Cheia de graça*
Por Fernando Molica em 12 de junho de 2023 | Comentários (0)
A morte da cantora Astrud Gilberto fez com que, depois de muito tempo, eu voltasse a ouvir o disco que virou referência em sua carreira, o ‘Getz/Gilberto’, gravado em 1963 e lançado no ano seguinte. Como Ruy Castro, meu vizinho aqui nas páginas do Correio, escreveu em abril passado, o disco parece que foi feito ontem. É belíssimo, moderno e ousado.

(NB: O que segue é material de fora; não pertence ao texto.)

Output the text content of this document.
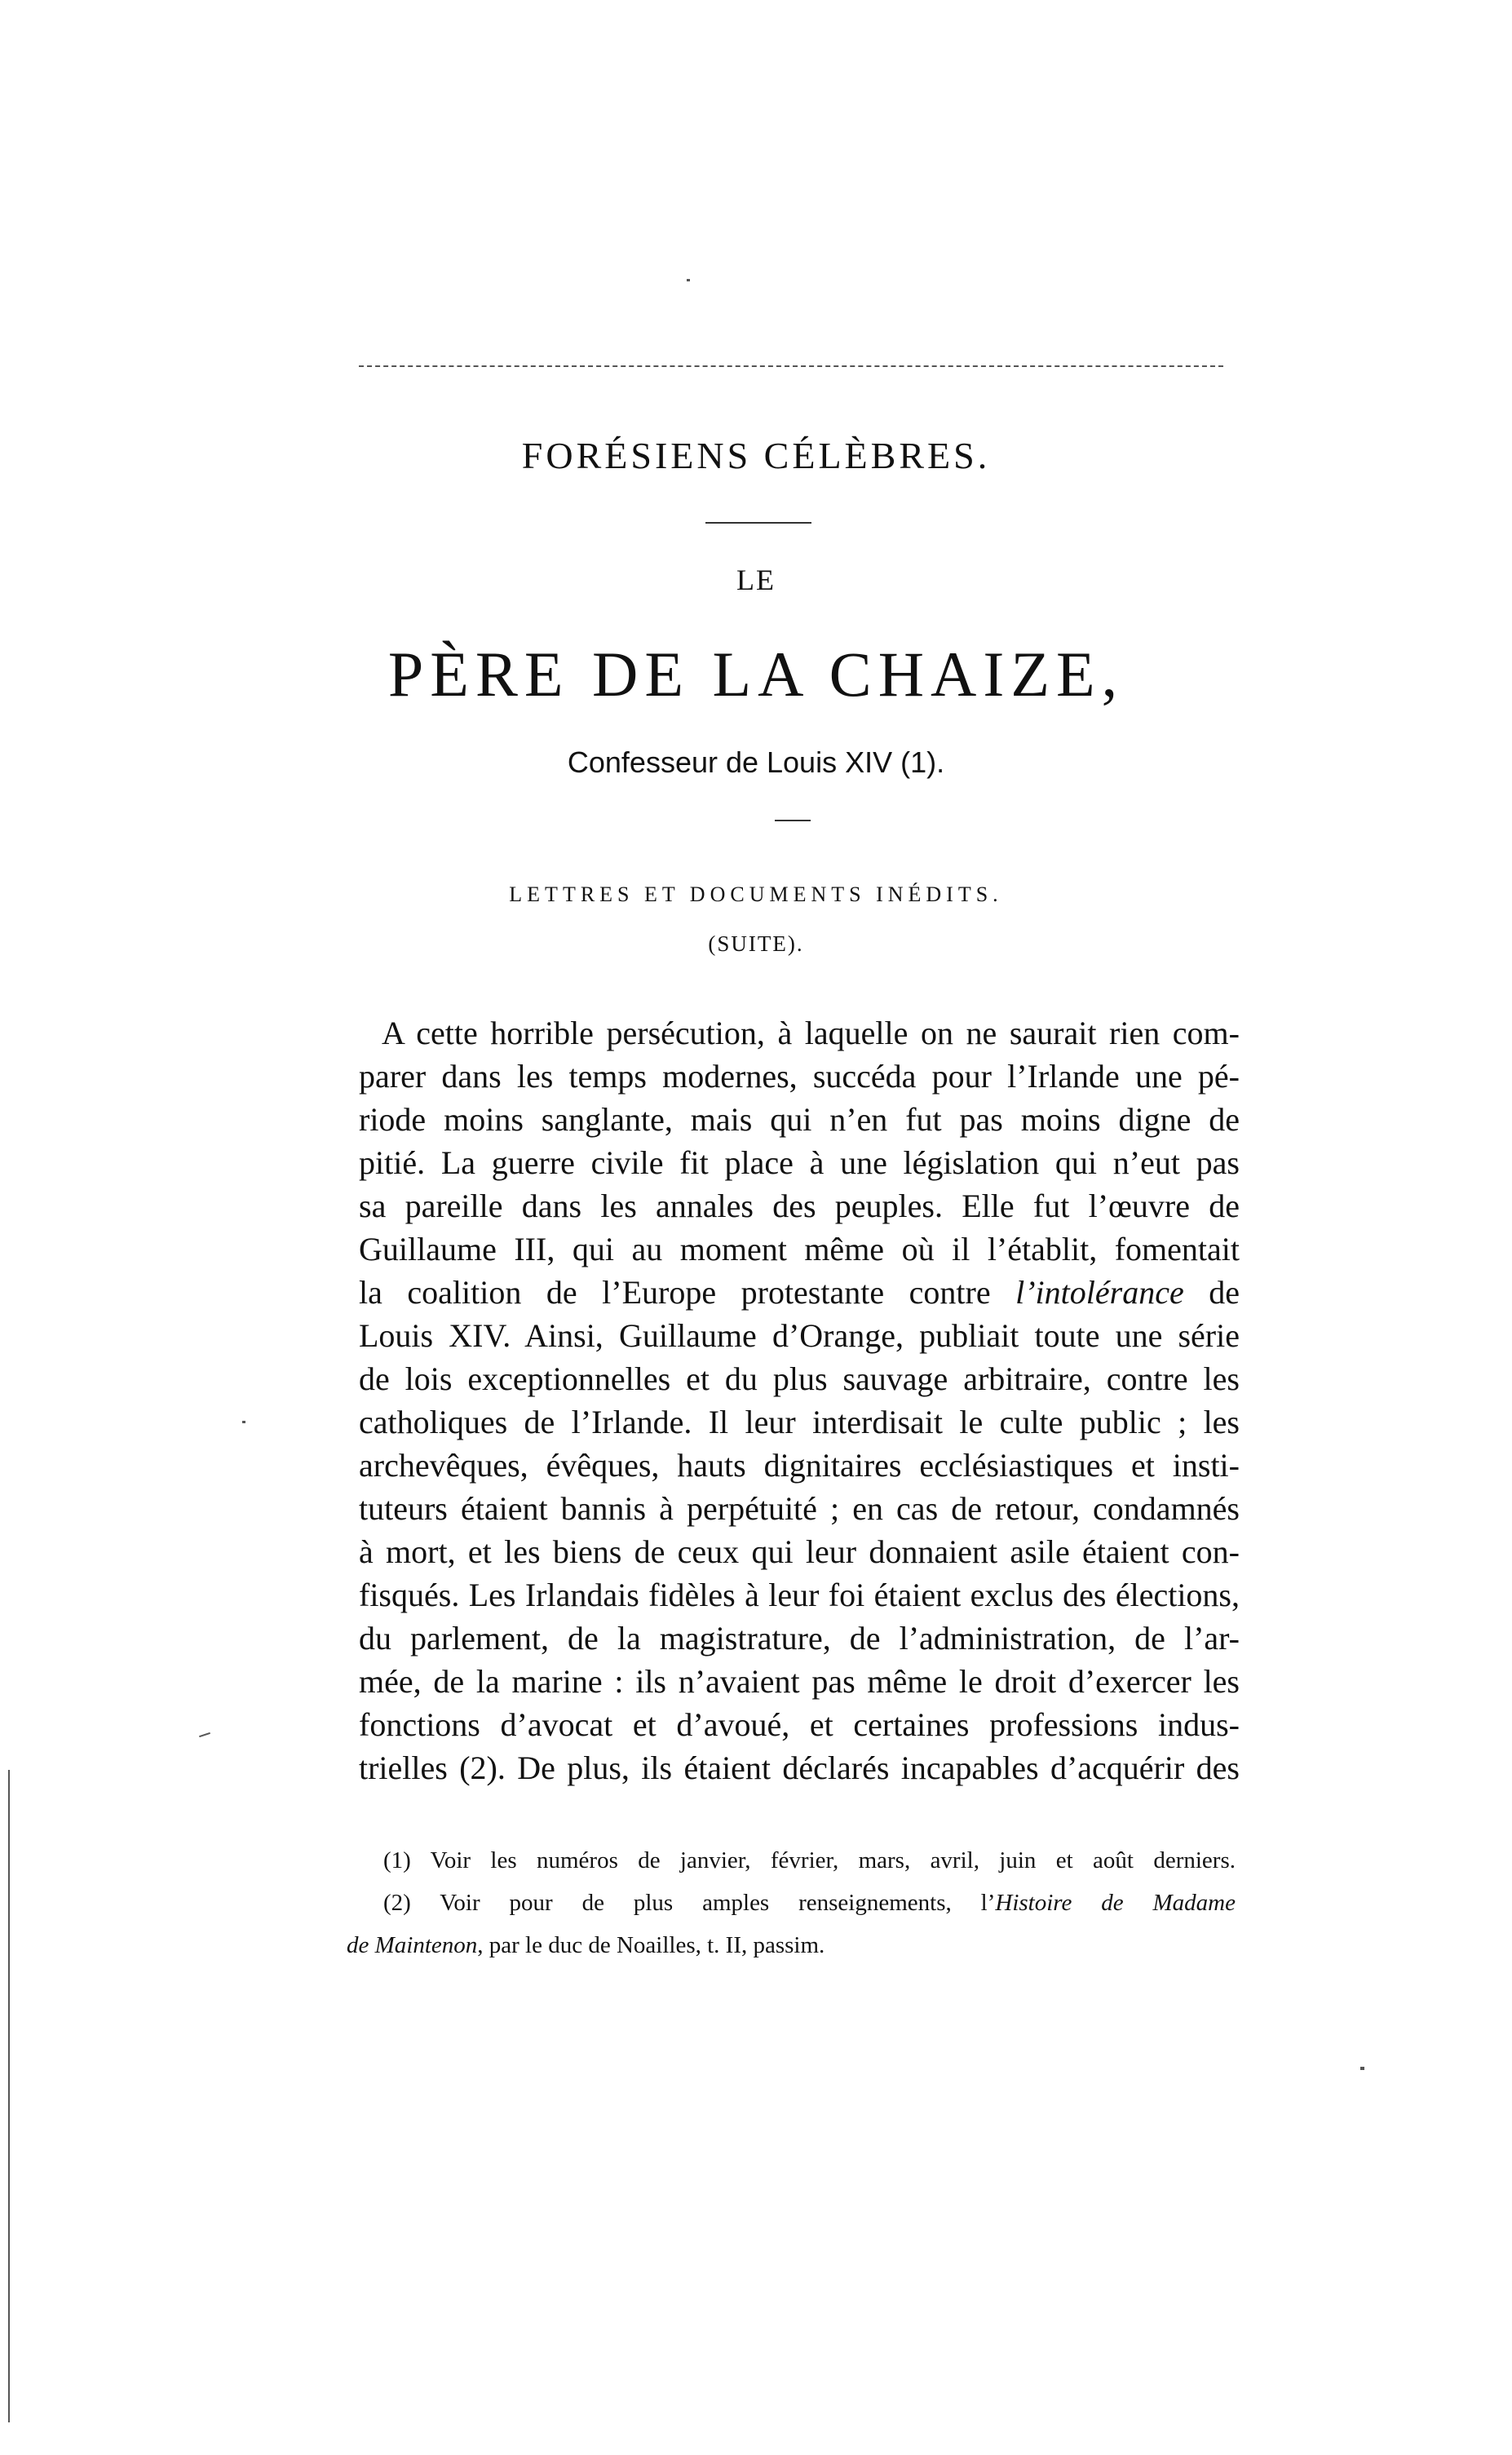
FORÉSIENS CÉLÈBRES.
LE
PÈRE DE LA CHAIZE,
Confesseur de Louis XIV (1).
LETTRES ET DOCUMENTS INÉDITS.
(SUITE).
A cette horrible persécution, à laquelle on ne saurait rien com-
parer dans les temps modernes, succéda pour l’Irlande une pé-
riode moins sanglante, mais qui n’en fut pas moins digne de
pitié. La guerre civile fit place à une législation qui n’eut pas
sa pareille dans les annales des peuples. Elle fut l’œuvre de
Guillaume III, qui au moment même où il l’établit, fomentait
la coalition de l’Europe protestante contre l’intolérance de
Louis XIV. Ainsi, Guillaume d’Orange, publiait toute une série
de lois exceptionnelles et du plus sauvage arbitraire, contre les
catholiques de l’Irlande. Il leur interdisait le culte public ; les
archevêques, évêques, hauts dignitaires ecclésiastiques et insti-
tuteurs étaient bannis à perpétuité ; en cas de retour, condamnés
à mort, et les biens de ceux qui leur donnaient asile étaient con-
fisqués. Les Irlandais fidèles à leur foi étaient exclus des élections,
du parlement, de la magistrature, de l’administration, de l’ar-
mée, de la marine : ils n’avaient pas même le droit d’exercer les
fonctions d’avocat et d’avoué, et certaines professions indus-
trielles (2). De plus, ils étaient déclarés incapables d’acquérir des
(1) Voir les numéros de janvier, février, mars, avril, juin et août derniers.
(2) Voir pour de plus amples renseignements, l’Histoire de Madame
de Maintenon, par le duc de Noailles, t. II, passim.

Para a gravação, foram reunidos num estúdio em Nova York o saxofonista americano Stan Getz os brasileiros João Gilberto, Tom Jobim, Astrud e o baterista Milton Banana — seria a estreia da cantora em disco. Casada com João Gilberto, a baiana sequer tinha uma carreira profissional, cantara com o marido apenas uma vez, num show no Rio. Transformada em compacto simples — um single, na versão de hoje — sua versão em inglês de ‘Garota de Ipanema’ lhe renderia um prêmio Grammy.
Muitos saudosos do auge da bossa nova citam que o ritmo foi a trilha sonora de um país melhor, elegante, esperançoso; costumam associar esse viés ao bicampeonato mundial de futebol, ao otimismo de Juscelino Kubitschek, à construção de Brasília, à industrialização.
Sim, e não. O Brasil dos anos 1960 também era excludente, desigual, racista, preconceituoso. Boa parte da pobreza estava escondida no campo, 55% dos brasileiros viviam em áreas rurais, percentual que cairia para 15% em 2011 — uma explosão urbana que inflou periferias e favelas, exacerbou e explicitou desigualdades e estimulou a violência urbana.
Não dá pra dizer que era pacífico um país envolto num caos político que desaguaria no Golpe de 1964 e numa ditadura que duraria 21 anos. Nem tudo era na base do amor, do sorriso e da flor; no horizonte não havia apenas barquinhos que cortavam o mar ao entardecer.
Mas, sim, a bossa nova contribuiu muito para o viés de alta da esperança nacional. A beleza de ‘Getz/Gilberto’ reafirmou nossa originalidade e nossa capacidade de unir e reciclar elementos aparentemente díspares como o samba e um jazz mais branco que o original.
Ficou evidente que a sofisticação não era sinônimo de algo empolado, grandiloquente, cheio de alegorias e adereços. João, Tom e Astrud provaram que se podia fazer mais com menos, que todo o conhecimento musical que acumularam poderia ser reduzido ao essencial — como o piano do carioca Brasileiro de Almeida Jobim e as vozes dos dois cantores. Fora o supreendente violão do baiano Pereira de Oliveira. Havia um Brasil maior e bem mais humano e bonito que o dos tanques, botas e porões de tortura.
Pra não dizer que só falei de flores, o sax de Stan Getz, embora belíssimo, foi privilegiado em excesso na equalização do disco, algo que destoa da combinação de vozes e instrumentos — para usar uma linguagem da época, foi quase uma intervenção imperalista numa reunião de brasileiros. João Gilberto reclamaria muito disso.
E chega de saudade: ‘Getz/Gilberto’ está num streaming pertinho dos seus dedos, vale ouvi-lo. Nem que seja para renovar a ideia de um país mais legal, amoroso, inclusivo, solidário e, repito, sofisticado — no melhor sentido da palavra. Um país que alcance o tempo da delicadeza.
Fora que hoje — tão pilhados que estamos, viciados na velocidade da internet — conseguir muita calma pra pensar e ter tempo pra sonhar chega a ser um projeto de vida. ‘Getz/Gilberto’ é redentor, que lindo.